I got stuck with this question:
Let $a\ne 0\in\mathbb R$ with the usual inner product $\langle\cdot,\cdot\rangle$, and let: $$W=\{x\in\mathbb R^n\mid\langle x,a\rangle=0\}$$ Show that for any $v\in\mathbb R^n$: $\min_{w\in W}|v-w|=\frac{|\langle v,a\rangle|}{\sqrt{\langle a,a\rangle}}$
I know that there is a connection to the orthogonal projection, and I know that the vector which uphold the minimum condition is the orthogonal projection of v on W, but I can't see where "a" adds to it. I tried a few things, but nothing really worked.
Thank you!
Set $u=v-\frac{\langle v,a\rangle}{\langle a,a\rangle}a$.
Note $\langle u,a\rangle=\langle v,a\rangle-\frac{\langle v,a\rangle}{\langle a,a\rangle}\langle a,a\rangle=0$. Thus $u\in W$.
We can prove that $u$ is the vector in $W$ where the minimum is reached.
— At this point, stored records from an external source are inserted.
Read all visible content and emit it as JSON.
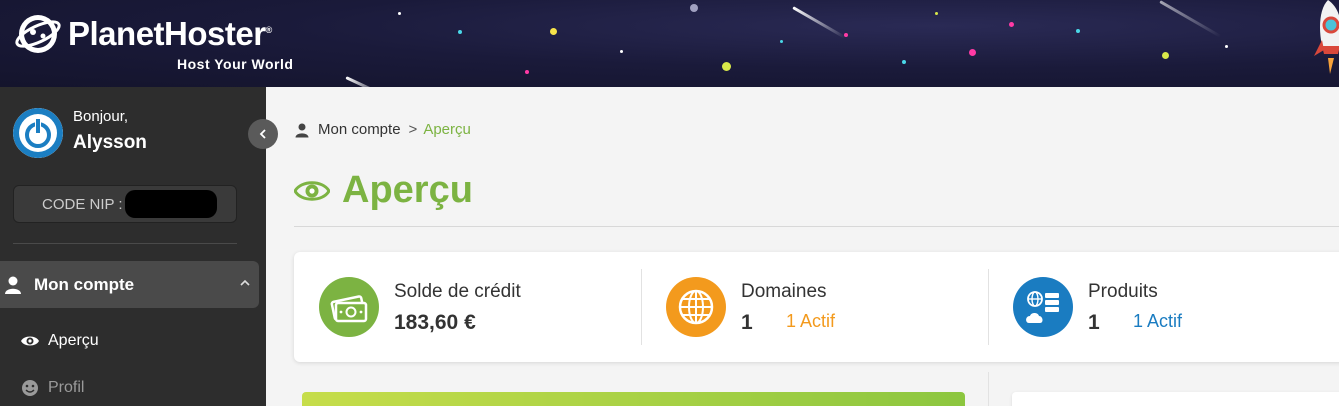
{
  "header": {
    "brand": "PlanetHoster",
    "brand_mark": "®",
    "tagline": "Host Your World"
  },
  "sidebar": {
    "greeting": "Bonjour,",
    "username": "Alysson",
    "nip_label": "CODE NIP :",
    "menu": {
      "parent_label": "Mon compte",
      "items": [
        {
          "label": "Aperçu",
          "icon": "eye-icon"
        },
        {
          "label": "Profil",
          "icon": "smiley-icon"
        }
      ]
    }
  },
  "main": {
    "breadcrumb": {
      "root": "Mon compte",
      "separator": ">",
      "current": "Aperçu"
    },
    "title": "Aperçu",
    "stats": [
      {
        "label": "Solde de crédit",
        "value": "183,60 €",
        "active": "",
        "icon": "money-icon",
        "color": "#7cb342"
      },
      {
        "label": "Domaines",
        "value": "1",
        "active": "1 Actif",
        "icon": "globe-icon",
        "color": "#f39a1d"
      },
      {
        "label": "Produits",
        "value": "1",
        "active": "1 Actif",
        "icon": "cloud-server-icon",
        "color": "#1a7cc1"
      }
    ]
  },
  "colors": {
    "accent_green": "#7cb342",
    "sidebar_bg": "#2d2d2d",
    "orange": "#f39a1d",
    "blue": "#1a7cc1"
  }
}
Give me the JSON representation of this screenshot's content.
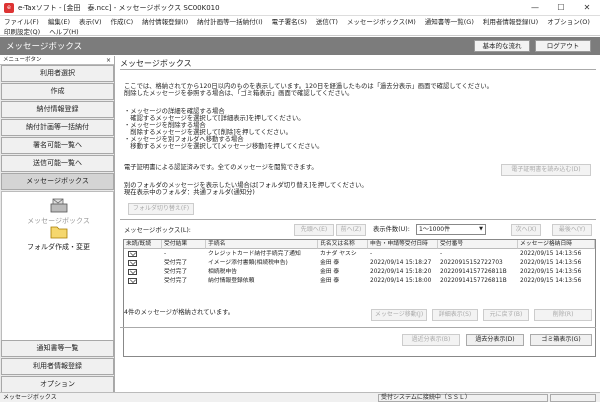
{
  "window": {
    "title": "e-Taxソフト - [金田　泰.ncc] - メッセージボックス SC00K010",
    "icon_text": "e",
    "minimize": "—",
    "maximize": "☐",
    "close": "✕"
  },
  "menu": {
    "row1": [
      "ファイル(F)",
      "編集(E)",
      "表示(V)",
      "作成(C)",
      "納付情報登録(I)",
      "納付計画等一括納付(I)",
      "電子署名(S)",
      "送信(T)",
      "メッセージボックス(M)",
      "通知書等一覧(G)",
      "利用者情報登録(U)",
      "オプション(O)"
    ],
    "row2": [
      "印刷設定(Q)",
      "ヘルプ(H)"
    ]
  },
  "header": {
    "title": "メッセージボックス",
    "basic_flow": "基本的な流れ",
    "logout": "ログアウト"
  },
  "leftnav": {
    "head": "メニューボタン",
    "close": "×",
    "top_items": [
      "利用者選択",
      "作成",
      "納付情報登録",
      "納付計画等一括納付",
      "署名可能一覧へ",
      "送信可能一覧へ",
      "メッセージボックス"
    ],
    "tools": [
      {
        "label": "メッセージボックス",
        "icon": "mailbox-icon"
      },
      {
        "label": "フォルダ作成・変更",
        "icon": "folder-icon"
      }
    ],
    "bottom_items": [
      "通知書等一覧",
      "利用者情報登録",
      "オプション"
    ]
  },
  "main": {
    "title": "メッセージボックス",
    "intro": [
      "ここでは、格納されてから120日以内のものを表示しています。120日を経過したものは「過去分表示」画面で確認してください。",
      "削除したメッセージを参照する場合は、「ゴミ箱表示」画面で確認してください。"
    ],
    "instructions": [
      "・メッセージの詳細を確認する場合",
      "　確認するメッセージを選択して[詳細表示]を押してください。",
      "・メッセージを削除する場合",
      "　削除するメッセージを選択して[削除]を押してください。",
      "・メッセージを別フォルダへ移動する場合",
      "　移動するメッセージを選択して[メッセージ移動]を押してください。"
    ],
    "cert_text": "電子証明書による認証済みです。全てのメッセージを閲覧できます。",
    "read_cert_button": "電子証明書を読み込む(D)",
    "folder_text": [
      "別のフォルダのメッセージを表示したい場合は[フォルダ切り替え]を押してください。",
      "現在表示中のフォルダ：共通フォルダ(通知分)"
    ],
    "folder_switch_button": "フォルダ切り替え(F)",
    "msgbox_label": "メッセージボックス(L):",
    "first_button": "先頭へ(E)",
    "prev_button": "前へ(Z)",
    "display_count_label": "表示件数(U):",
    "display_count_value": "1～1000件",
    "next_button": "次へ(X)",
    "last_button": "最後へ(Y)",
    "table": {
      "columns": [
        "未読/既読",
        "受付結果",
        "手続名",
        "氏名又は名称",
        "申告・申請等受付日時",
        "受付番号",
        "メッセージ格納日時"
      ],
      "rows": [
        [
          "unread",
          "-",
          "クレジットカード納付手続完了通知",
          "カナダ ヤスシ",
          "-",
          "-",
          "2022/09/15 14:13:56"
        ],
        [
          "read",
          "受付完了",
          "イメージ添付書類(相続税申告)",
          "金田 泰",
          "2022/09/14 15:18:27",
          "20220915152722703",
          "2022/09/15 14:13:56"
        ],
        [
          "read",
          "受付完了",
          "相続税申告",
          "金田 泰",
          "2022/09/14 15:18:20",
          "20220914157726811B",
          "2022/09/15 14:13:56"
        ],
        [
          "read",
          "受付完了",
          "納付情報登録依頼",
          "金田 泰",
          "2022/09/14 15:18:00",
          "20220914157726811B",
          "2022/09/15 14:13:56"
        ]
      ]
    },
    "count_text": "4件のメッセージが格納されています。",
    "move_button": "メッセージ移動(J)",
    "detail_button": "詳細表示(S)",
    "undo_button": "元に戻す(B)",
    "delete_button": "削除(R)",
    "recent_button": "過近分表示(B)",
    "past_button": "過去分表示(D)",
    "trash_button": "ゴミ箱表示(G)"
  },
  "status": {
    "left": "メッセージボックス",
    "connection": "受付システムに接続中（ＳＳＬ）"
  }
}
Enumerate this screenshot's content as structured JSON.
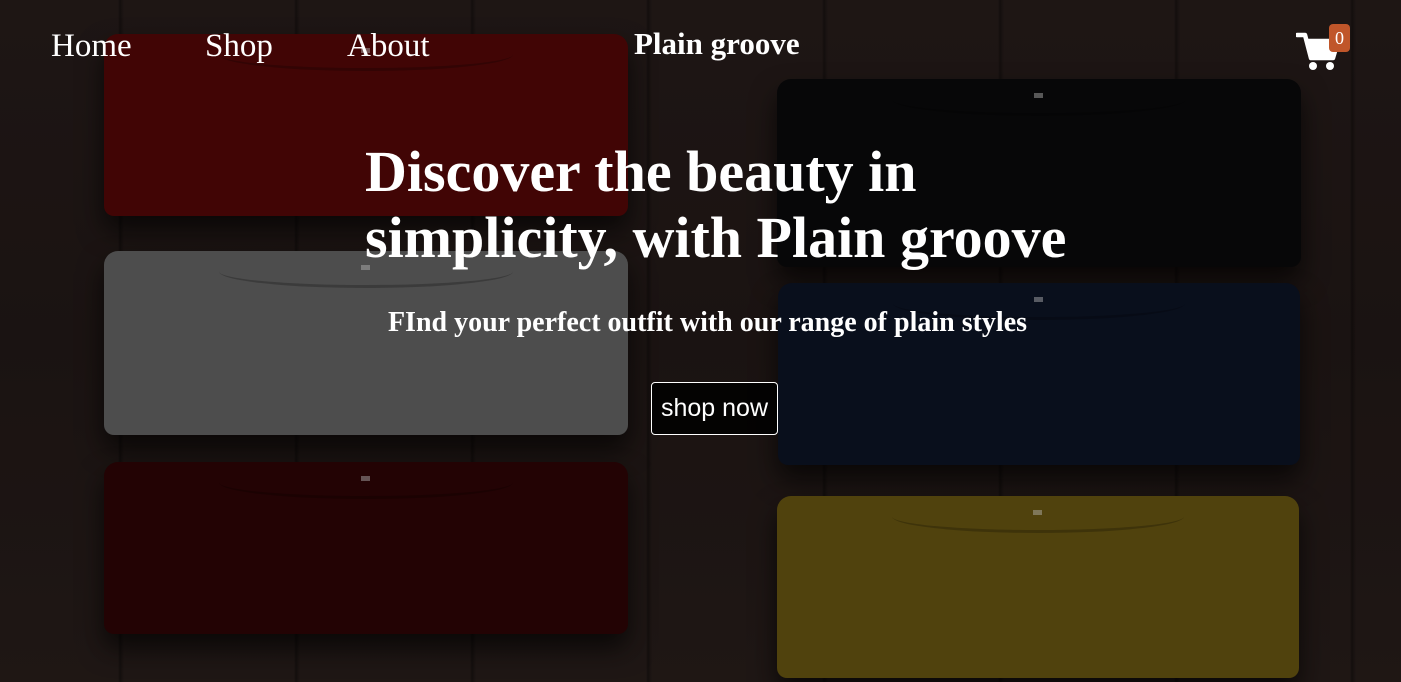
{
  "nav": {
    "items": [
      {
        "label": "Home"
      },
      {
        "label": "Shop"
      },
      {
        "label": "About"
      }
    ]
  },
  "brand": {
    "name": "Plain groove"
  },
  "cart": {
    "count": "0",
    "icon": "shopping-cart-icon",
    "badge_color": "#c0562a"
  },
  "hero": {
    "title": "Discover the beauty in simplicity, with Plain groove",
    "subtitle": "FInd your perfect outfit with our range of plain styles",
    "cta_label": "shop now"
  },
  "background": {
    "description_colors": [
      "#5a0808",
      "#0b0b0c",
      "#6b6b6b",
      "#0d1528",
      "#310506",
      "#6f5c12"
    ]
  }
}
This is because:
$$|v-u|=\left|\frac{\langle v,a\rangle}{\langle a,a\rangle}a\right|=\left|\frac{\langle v,a\rangle}{\langle a,a\rangle}\right|\sqrt{\langle a,a\rangle}=\frac{|\langle v,a\rangle|}{\sqrt{\langle a,a\rangle}}$$
On the other hand, for every $w\in W$, we have $|v-w|=|(v-u)+(u-w)|=\sqrt{|v-u|^2+|u-w|^2}\ge|v-u|$. (Pythagoras' theorem.) We can apply this theorem because $\langle v-u,u-w\rangle=0$, which is true because $v-u$ is colinear with $a$ and $u-w\in W$.